Offenkundig ist es ein zutiefst menschliches Bestreben, den Heiligen im wahrsten Sinn des Wortes zu begreifen. Der Heilige soll irdisch dingfest gemacht werden – ein Gedanke, der wenigstens dem christlichen Glauben eigentlich fern sein sollte. Schließlich schreibt Paulus schon wenige Jahre nach Kreuzestod und Auferstehung Jesu Christi an die Gemeinde in Philippi:
Das also wollen wir bedenken, wir Vollkommenen. Und wenn ihr anders über etwas denkt, wird Gott euch auch das offenbaren. Nur müssen wir festhalten, was wir erreicht haben. Ahmt auch ihr mich nach, Brüder und Schwestern, und achtet auf jene, die nach dem Vorbild leben, das ihr an uns habt! Denn viele – von denen ich oft zu euch gesprochen habe, doch jetzt unter Tränen spreche – leben als Feinde des Kreuzes Christi. Ihr Ende ist Verderben, ihr Gott der Bauch und ihre Ehre besteht in ihrer Schande; Irdisches haben sie im Sinn. Denn unsere Heimat ist im Himmel. Von dorther erwarten wir auch Jesus Christus, den Herrn, als Retter, der unseren armseligen Leib verwandeln wird in die Gestalt seines verherrlichten Leibes, in der Kraft, mit der er sich auch alles unterwerfen kann.

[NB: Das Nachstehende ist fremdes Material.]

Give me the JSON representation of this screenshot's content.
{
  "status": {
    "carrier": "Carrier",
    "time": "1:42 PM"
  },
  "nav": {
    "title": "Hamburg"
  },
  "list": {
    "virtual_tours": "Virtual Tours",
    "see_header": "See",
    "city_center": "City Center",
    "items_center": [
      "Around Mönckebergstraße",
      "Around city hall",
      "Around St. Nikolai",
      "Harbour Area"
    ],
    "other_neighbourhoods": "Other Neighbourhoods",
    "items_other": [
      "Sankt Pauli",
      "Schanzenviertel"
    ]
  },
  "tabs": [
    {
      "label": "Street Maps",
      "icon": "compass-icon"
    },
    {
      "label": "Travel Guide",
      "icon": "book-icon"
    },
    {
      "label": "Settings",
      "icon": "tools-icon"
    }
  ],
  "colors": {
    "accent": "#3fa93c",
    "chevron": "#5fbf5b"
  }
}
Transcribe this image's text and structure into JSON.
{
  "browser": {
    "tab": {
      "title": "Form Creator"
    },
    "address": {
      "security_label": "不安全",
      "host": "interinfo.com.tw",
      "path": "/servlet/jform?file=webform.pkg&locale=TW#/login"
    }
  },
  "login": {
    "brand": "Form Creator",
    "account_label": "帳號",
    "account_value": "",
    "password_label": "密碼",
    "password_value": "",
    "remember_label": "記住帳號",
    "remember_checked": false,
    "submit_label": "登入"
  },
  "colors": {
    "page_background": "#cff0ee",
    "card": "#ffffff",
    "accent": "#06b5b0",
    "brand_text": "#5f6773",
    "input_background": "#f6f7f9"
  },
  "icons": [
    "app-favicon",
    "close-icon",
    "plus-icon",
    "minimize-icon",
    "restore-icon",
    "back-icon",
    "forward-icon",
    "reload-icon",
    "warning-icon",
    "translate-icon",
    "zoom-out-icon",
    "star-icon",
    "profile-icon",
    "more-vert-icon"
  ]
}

Der irdische Ort des Tempels des Heiligen verlor für die frühen Christen an Bedeutung. Zwar heißt es von dem weiter in Jerusalem residierenden Zwölferkreis und der Jerusalemer Urgemeinde, dass der Tempel ein fester Bezugspunkt war. So heißt es in der lukanischen Apostelgeschichte:
Tag für Tag verharrten sie einmütig im Tempel, brachen in ihren Häusern das Brot und hielten miteinander Mahl in Freude und Lauterkeit des Herzens.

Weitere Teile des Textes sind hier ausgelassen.